Part of Operation Overlord, which encompassed the full invasion of Nazi-occupied western Europe, Omaha proved the most difficult beach to capture on D-Day due to its concentration of German defences. On June 6th, 1944, the American soldiers of the 1st and 29th divisions tasked with storming the beach suffered roughly 2,000 casualties before Omaha was finally taken.
Seven decades later, the sight that once bore so much violence has given way to a series of beautiful, if stoic, tributes to the many men who fought that day.
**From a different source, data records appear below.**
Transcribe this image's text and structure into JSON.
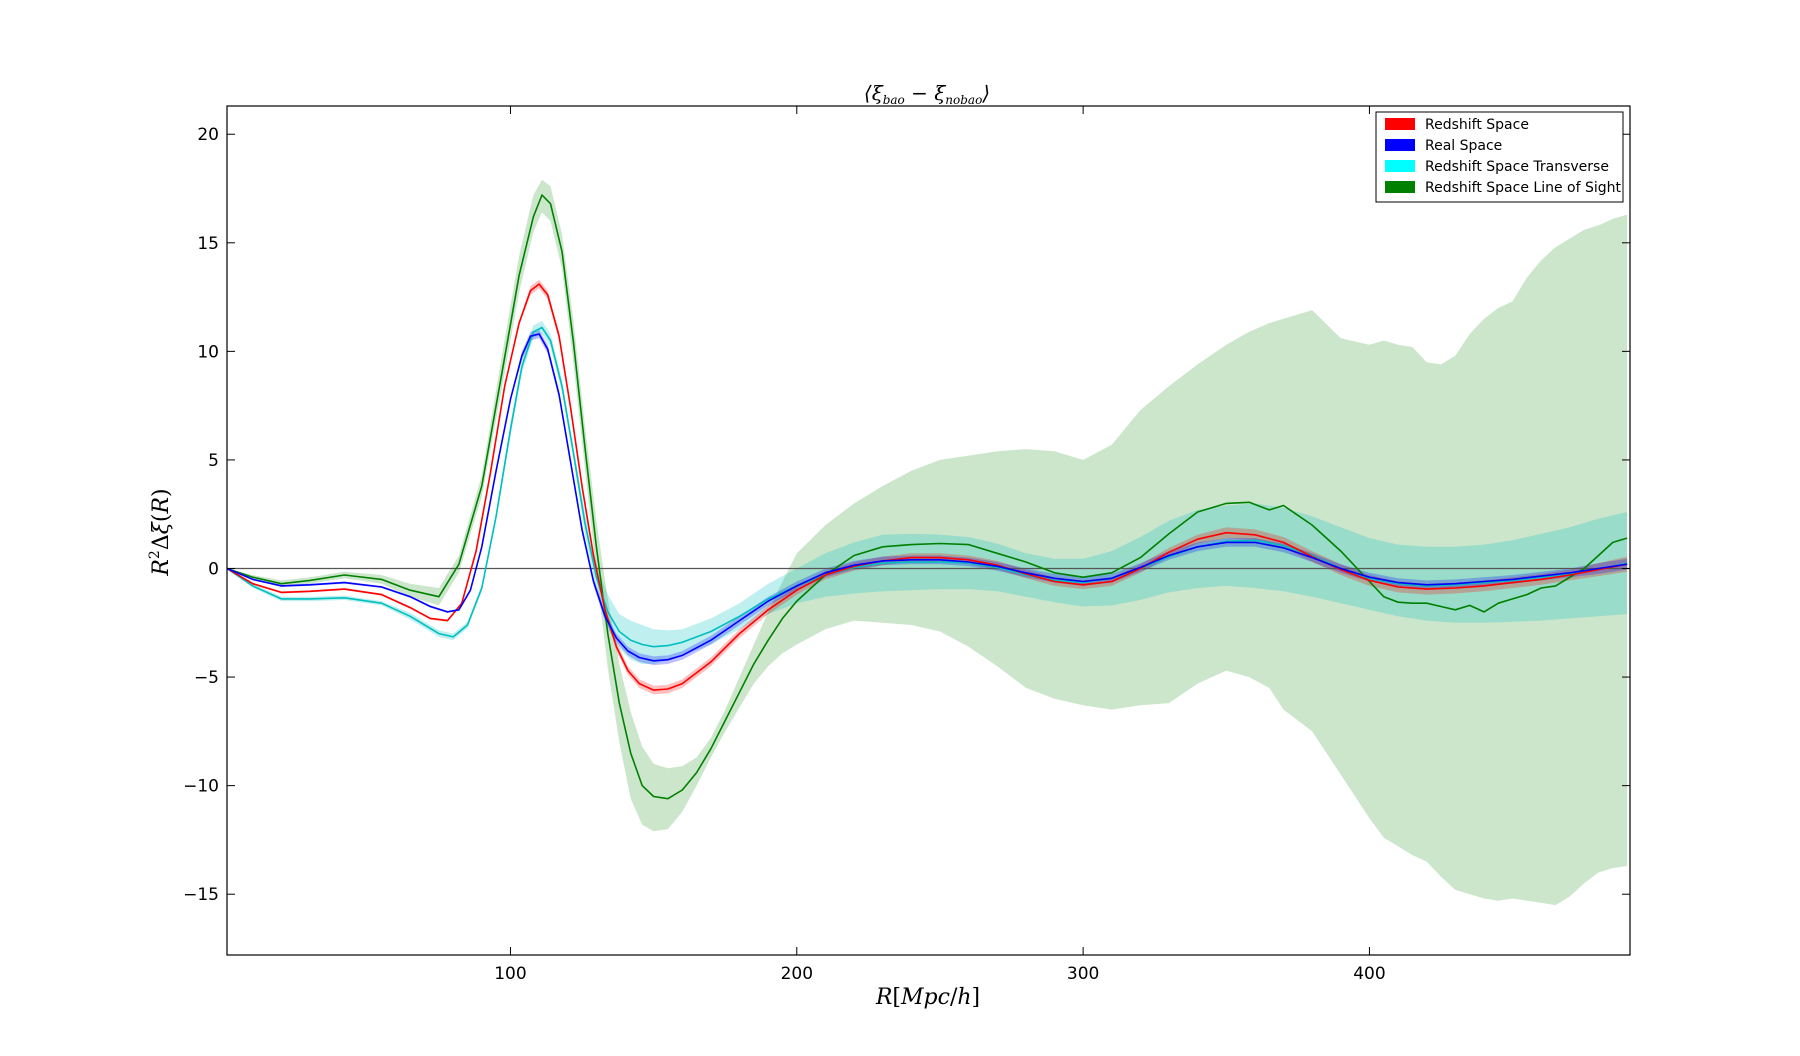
{
  "chart_data": {
    "type": "line",
    "title": "⟨ξbao − ξnobao⟩",
    "xlabel": "R[Mpc/h]",
    "ylabel": "R²Δξ(R)",
    "xlim": [
      1,
      491
    ],
    "ylim": [
      -17.8,
      21.3
    ],
    "xticks": [
      100,
      200,
      300,
      400
    ],
    "yticks": [
      -15,
      -10,
      -5,
      0,
      5,
      10,
      15,
      20
    ],
    "xtick_labels": [
      "100",
      "200",
      "300",
      "400"
    ],
    "ytick_labels": [
      "−15",
      "−10",
      "−5",
      "0",
      "5",
      "10",
      "15",
      "20"
    ],
    "grid": false,
    "legend_position": "top-right",
    "zero_line": 0,
    "series": [
      {
        "name": "Redshift Space Line of Sight",
        "color": "#008000",
        "band_color": "#008000",
        "band_opacity": 0.2,
        "x": [
          1,
          10,
          20,
          30,
          42,
          55,
          65,
          75,
          82,
          90,
          97,
          103,
          108,
          111,
          114,
          118,
          122,
          126,
          130,
          134,
          138,
          142,
          146,
          150,
          155,
          160,
          165,
          170,
          175,
          180,
          185,
          190,
          195,
          200,
          210,
          220,
          230,
          240,
          250,
          260,
          270,
          280,
          290,
          300,
          310,
          320,
          330,
          340,
          350,
          358,
          365,
          370,
          380,
          390,
          400,
          405,
          410,
          415,
          420,
          425,
          430,
          435,
          440,
          445,
          450,
          455,
          460,
          465,
          470,
          475,
          480,
          485,
          490
        ],
        "y": [
          0,
          -0.4,
          -0.7,
          -0.55,
          -0.3,
          -0.5,
          -1.0,
          -1.3,
          0.2,
          3.8,
          9.0,
          13.5,
          16.2,
          17.2,
          16.8,
          14.6,
          10.4,
          5.6,
          1.0,
          -3.0,
          -6.2,
          -8.5,
          -10.0,
          -10.5,
          -10.6,
          -10.2,
          -9.4,
          -8.3,
          -7.0,
          -5.7,
          -4.4,
          -3.3,
          -2.3,
          -1.5,
          -0.3,
          0.6,
          1.0,
          1.1,
          1.15,
          1.1,
          0.7,
          0.3,
          -0.2,
          -0.4,
          -0.2,
          0.5,
          1.6,
          2.6,
          3.0,
          3.05,
          2.7,
          2.9,
          2.0,
          0.8,
          -0.6,
          -1.3,
          -1.55,
          -1.6,
          -1.6,
          -1.75,
          -1.9,
          -1.7,
          -2.0,
          -1.6,
          -1.4,
          -1.2,
          -0.9,
          -0.8,
          -0.4,
          0.0,
          0.6,
          1.2,
          1.4
        ],
        "lower": [
          0,
          -0.5,
          -0.85,
          -0.7,
          -0.45,
          -0.7,
          -1.3,
          -1.7,
          -0.2,
          3.3,
          8.3,
          12.7,
          15.5,
          16.4,
          16.0,
          13.8,
          9.4,
          4.6,
          -0.2,
          -4.6,
          -8.0,
          -10.6,
          -11.8,
          -12.1,
          -12.0,
          -11.2,
          -10.0,
          -8.7,
          -7.5,
          -6.4,
          -5.3,
          -4.5,
          -3.9,
          -3.5,
          -2.8,
          -2.4,
          -2.5,
          -2.6,
          -2.9,
          -3.6,
          -4.5,
          -5.5,
          -6.0,
          -6.3,
          -6.5,
          -6.3,
          -6.2,
          -5.3,
          -4.7,
          -5.0,
          -5.5,
          -6.5,
          -7.5,
          -9.5,
          -11.5,
          -12.4,
          -12.8,
          -13.2,
          -13.5,
          -14.2,
          -14.8,
          -15.0,
          -15.2,
          -15.3,
          -15.2,
          -15.3,
          -15.4,
          -15.5,
          -15.1,
          -14.5,
          -14.0,
          -13.8,
          -13.7
        ],
        "upper": [
          0,
          -0.3,
          -0.55,
          -0.4,
          -0.15,
          -0.3,
          -0.7,
          -0.9,
          0.6,
          4.3,
          9.8,
          14.4,
          17.2,
          17.9,
          17.6,
          15.4,
          11.4,
          6.6,
          2.2,
          -1.4,
          -4.4,
          -6.6,
          -8.2,
          -9.0,
          -9.2,
          -9.1,
          -8.7,
          -7.8,
          -6.5,
          -5.0,
          -3.5,
          -2.0,
          -0.6,
          0.7,
          2.0,
          3.0,
          3.8,
          4.5,
          5.0,
          5.2,
          5.4,
          5.5,
          5.4,
          5.0,
          5.7,
          7.3,
          8.4,
          9.4,
          10.3,
          10.9,
          11.3,
          11.5,
          11.9,
          10.6,
          10.3,
          10.5,
          10.3,
          10.2,
          9.5,
          9.4,
          9.8,
          10.8,
          11.5,
          12.0,
          12.3,
          13.4,
          14.2,
          14.8,
          15.2,
          15.6,
          15.8,
          16.1,
          16.3
        ]
      },
      {
        "name": "Redshift Space Transverse",
        "color": "#00bfbf",
        "band_color": "#00bfbf",
        "band_opacity": 0.25,
        "x": [
          1,
          10,
          20,
          30,
          42,
          55,
          65,
          75,
          80,
          85,
          90,
          95,
          100,
          104,
          108,
          111,
          114,
          118,
          122,
          126,
          130,
          134,
          138,
          142,
          146,
          150,
          155,
          160,
          170,
          180,
          190,
          200,
          210,
          220,
          230,
          240,
          250,
          260,
          270,
          280,
          290,
          300,
          310,
          320,
          330,
          340,
          350,
          360,
          370,
          380,
          390,
          400,
          410,
          420,
          430,
          440,
          450,
          460,
          470,
          480,
          490
        ],
        "y": [
          0,
          -0.8,
          -1.4,
          -1.4,
          -1.35,
          -1.6,
          -2.2,
          -3.0,
          -3.15,
          -2.6,
          -0.9,
          2.4,
          6.4,
          9.3,
          10.9,
          11.1,
          10.5,
          8.4,
          5.3,
          2.1,
          -0.4,
          -2.0,
          -2.9,
          -3.3,
          -3.5,
          -3.6,
          -3.55,
          -3.4,
          -2.9,
          -2.2,
          -1.4,
          -0.8,
          -0.3,
          0.05,
          0.25,
          0.3,
          0.3,
          0.25,
          0.05,
          -0.3,
          -0.55,
          -0.65,
          -0.45,
          0.0,
          0.55,
          1.0,
          1.25,
          1.3,
          1.05,
          0.6,
          0.0,
          -0.45,
          -0.7,
          -0.8,
          -0.75,
          -0.65,
          -0.55,
          -0.4,
          -0.25,
          -0.05,
          0.25
        ],
        "lower": [
          0,
          -0.9,
          -1.5,
          -1.5,
          -1.45,
          -1.7,
          -2.35,
          -3.15,
          -3.3,
          -2.75,
          -1.05,
          2.2,
          6.1,
          9.0,
          10.6,
          10.8,
          10.2,
          8.1,
          5.0,
          1.6,
          -1.0,
          -2.8,
          -3.7,
          -4.2,
          -4.4,
          -4.4,
          -4.25,
          -4.0,
          -3.5,
          -2.8,
          -2.1,
          -1.6,
          -1.3,
          -1.15,
          -1.05,
          -1.0,
          -0.95,
          -0.95,
          -1.05,
          -1.3,
          -1.55,
          -1.75,
          -1.7,
          -1.45,
          -1.1,
          -0.9,
          -0.8,
          -0.9,
          -1.05,
          -1.3,
          -1.6,
          -1.9,
          -2.2,
          -2.4,
          -2.5,
          -2.5,
          -2.45,
          -2.4,
          -2.3,
          -2.2,
          -2.1
        ],
        "upper": [
          0,
          -0.7,
          -1.3,
          -1.3,
          -1.25,
          -1.5,
          -2.05,
          -2.85,
          -3.0,
          -2.45,
          -0.75,
          2.6,
          6.7,
          9.6,
          11.2,
          11.4,
          10.8,
          8.7,
          5.6,
          2.6,
          0.2,
          -1.2,
          -2.1,
          -2.4,
          -2.6,
          -2.8,
          -2.85,
          -2.8,
          -2.3,
          -1.6,
          -0.7,
          0.0,
          0.7,
          1.2,
          1.55,
          1.6,
          1.55,
          1.45,
          1.15,
          0.7,
          0.45,
          0.45,
          0.8,
          1.45,
          2.2,
          2.7,
          2.9,
          3.0,
          2.8,
          2.4,
          1.9,
          1.4,
          1.1,
          1.0,
          1.0,
          1.1,
          1.3,
          1.6,
          1.9,
          2.3,
          2.6
        ]
      },
      {
        "name": "Redshift Space",
        "color": "#ff0000",
        "band_color": "#ff0000",
        "band_opacity": 0.25,
        "x": [
          1,
          10,
          20,
          30,
          42,
          55,
          65,
          72,
          78,
          83,
          88,
          93,
          98,
          103,
          107,
          110,
          113,
          117,
          121,
          125,
          129,
          133,
          137,
          141,
          145,
          150,
          155,
          160,
          170,
          180,
          190,
          200,
          210,
          220,
          230,
          240,
          250,
          260,
          270,
          280,
          290,
          300,
          310,
          320,
          330,
          340,
          350,
          360,
          370,
          380,
          390,
          400,
          410,
          420,
          430,
          440,
          450,
          460,
          470,
          480,
          490
        ],
        "y": [
          0,
          -0.7,
          -1.1,
          -1.05,
          -0.95,
          -1.2,
          -1.8,
          -2.3,
          -2.4,
          -1.6,
          0.8,
          4.4,
          8.4,
          11.3,
          12.8,
          13.1,
          12.6,
          10.7,
          7.4,
          3.8,
          0.6,
          -1.9,
          -3.6,
          -4.7,
          -5.3,
          -5.6,
          -5.55,
          -5.3,
          -4.3,
          -3.0,
          -1.9,
          -1.0,
          -0.3,
          0.1,
          0.35,
          0.5,
          0.5,
          0.4,
          0.15,
          -0.25,
          -0.6,
          -0.75,
          -0.6,
          0.0,
          0.75,
          1.35,
          1.65,
          1.55,
          1.2,
          0.55,
          -0.05,
          -0.55,
          -0.85,
          -0.95,
          -0.9,
          -0.8,
          -0.65,
          -0.5,
          -0.3,
          -0.05,
          0.2
        ],
        "lower": [
          0,
          -0.75,
          -1.15,
          -1.1,
          -1.0,
          -1.25,
          -1.85,
          -2.35,
          -2.45,
          -1.65,
          0.7,
          4.3,
          8.3,
          11.2,
          12.6,
          12.9,
          12.4,
          10.5,
          7.2,
          3.6,
          0.4,
          -2.1,
          -3.8,
          -4.9,
          -5.5,
          -5.8,
          -5.75,
          -5.5,
          -4.5,
          -3.2,
          -2.1,
          -1.2,
          -0.5,
          -0.1,
          0.15,
          0.3,
          0.3,
          0.2,
          -0.05,
          -0.45,
          -0.8,
          -0.95,
          -0.8,
          -0.2,
          0.55,
          1.15,
          1.4,
          1.3,
          0.95,
          0.3,
          -0.3,
          -0.8,
          -1.1,
          -1.2,
          -1.15,
          -1.05,
          -0.9,
          -0.75,
          -0.55,
          -0.35,
          -0.15
        ],
        "upper": [
          0,
          -0.65,
          -1.05,
          -1.0,
          -0.9,
          -1.15,
          -1.75,
          -2.25,
          -2.35,
          -1.55,
          0.9,
          4.5,
          8.5,
          11.4,
          13.0,
          13.3,
          12.8,
          10.9,
          7.6,
          4.0,
          0.8,
          -1.7,
          -3.4,
          -4.5,
          -5.1,
          -5.4,
          -5.35,
          -5.1,
          -4.1,
          -2.8,
          -1.7,
          -0.8,
          -0.1,
          0.3,
          0.55,
          0.7,
          0.7,
          0.6,
          0.35,
          -0.05,
          -0.4,
          -0.55,
          -0.4,
          0.2,
          0.95,
          1.55,
          1.9,
          1.8,
          1.45,
          0.8,
          0.2,
          -0.3,
          -0.6,
          -0.7,
          -0.65,
          -0.55,
          -0.4,
          -0.25,
          -0.05,
          0.25,
          0.55
        ]
      },
      {
        "name": "Real Space",
        "color": "#0000ff",
        "band_color": "#0000ff",
        "band_opacity": 0.25,
        "x": [
          1,
          10,
          20,
          30,
          42,
          55,
          65,
          72,
          78,
          82,
          86,
          90,
          95,
          100,
          104,
          107,
          110,
          113,
          117,
          121,
          125,
          129,
          133,
          137,
          141,
          145,
          150,
          155,
          160,
          170,
          180,
          190,
          200,
          210,
          220,
          230,
          240,
          250,
          260,
          270,
          280,
          290,
          300,
          310,
          320,
          330,
          340,
          350,
          360,
          370,
          380,
          390,
          400,
          410,
          420,
          430,
          440,
          450,
          460,
          470,
          480,
          490
        ],
        "y": [
          0,
          -0.5,
          -0.8,
          -0.75,
          -0.65,
          -0.85,
          -1.3,
          -1.75,
          -2.0,
          -1.9,
          -1.0,
          1.0,
          4.5,
          7.8,
          9.8,
          10.7,
          10.8,
          10.1,
          8.0,
          4.9,
          1.8,
          -0.6,
          -2.2,
          -3.2,
          -3.8,
          -4.1,
          -4.25,
          -4.2,
          -4.0,
          -3.3,
          -2.4,
          -1.5,
          -0.8,
          -0.2,
          0.15,
          0.35,
          0.4,
          0.4,
          0.3,
          0.1,
          -0.2,
          -0.45,
          -0.6,
          -0.45,
          0.05,
          0.6,
          1.0,
          1.2,
          1.2,
          0.95,
          0.5,
          0.0,
          -0.4,
          -0.65,
          -0.75,
          -0.7,
          -0.6,
          -0.5,
          -0.35,
          -0.2,
          0.0,
          0.2
        ],
        "lower": [
          0,
          -0.55,
          -0.85,
          -0.8,
          -0.7,
          -0.9,
          -1.35,
          -1.8,
          -2.05,
          -1.95,
          -1.05,
          0.9,
          4.4,
          7.7,
          9.6,
          10.5,
          10.6,
          9.9,
          7.8,
          4.7,
          1.6,
          -0.8,
          -2.4,
          -3.4,
          -4.0,
          -4.3,
          -4.45,
          -4.4,
          -4.2,
          -3.5,
          -2.6,
          -1.7,
          -1.0,
          -0.4,
          -0.05,
          0.15,
          0.2,
          0.2,
          0.1,
          -0.1,
          -0.4,
          -0.65,
          -0.8,
          -0.65,
          -0.15,
          0.4,
          0.8,
          1.0,
          1.0,
          0.75,
          0.3,
          -0.2,
          -0.6,
          -0.85,
          -0.95,
          -0.9,
          -0.8,
          -0.7,
          -0.55,
          -0.4,
          -0.25,
          -0.05
        ],
        "upper": [
          0,
          -0.45,
          -0.75,
          -0.7,
          -0.6,
          -0.8,
          -1.25,
          -1.7,
          -1.95,
          -1.85,
          -0.95,
          1.1,
          4.6,
          7.9,
          10.0,
          10.9,
          11.0,
          10.3,
          8.2,
          5.1,
          2.0,
          -0.4,
          -2.0,
          -3.0,
          -3.6,
          -3.9,
          -4.05,
          -4.0,
          -3.8,
          -3.1,
          -2.2,
          -1.3,
          -0.6,
          0.0,
          0.35,
          0.55,
          0.6,
          0.6,
          0.5,
          0.3,
          0.0,
          -0.25,
          -0.4,
          -0.25,
          0.25,
          0.8,
          1.2,
          1.4,
          1.4,
          1.15,
          0.7,
          0.2,
          -0.2,
          -0.45,
          -0.55,
          -0.5,
          -0.4,
          -0.3,
          -0.15,
          0.0,
          0.25,
          0.45
        ]
      }
    ],
    "legend": [
      {
        "label": "Redshift Space",
        "color": "#ff0000"
      },
      {
        "label": "Real Space",
        "color": "#0000ff"
      },
      {
        "label": "Redshift Space Transverse",
        "color": "#00ffff"
      },
      {
        "label": "Redshift Space Line of Sight",
        "color": "#008000"
      }
    ]
  }
}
Omaha Beach Military Cemeteries
The American Military Cemetery at St-Laurent-sur-Mer overlooks Omaha Beach. Originally, 23,000 Americans were buried there, but 14,000 were eventually repatriated. Of the 9,386 soldiers who rest here, only 307 remain unidentified. The cemetery has a lovely garden commemorating the 1,557 men who remain missing.
The German Military Cemetery in La Cambe is a fraction of the size of the American cemetery, but nearly 22,000 Germans are buried here. The site was inaugurated in 1961 with the help of the Norman community and the German War Graves Commission.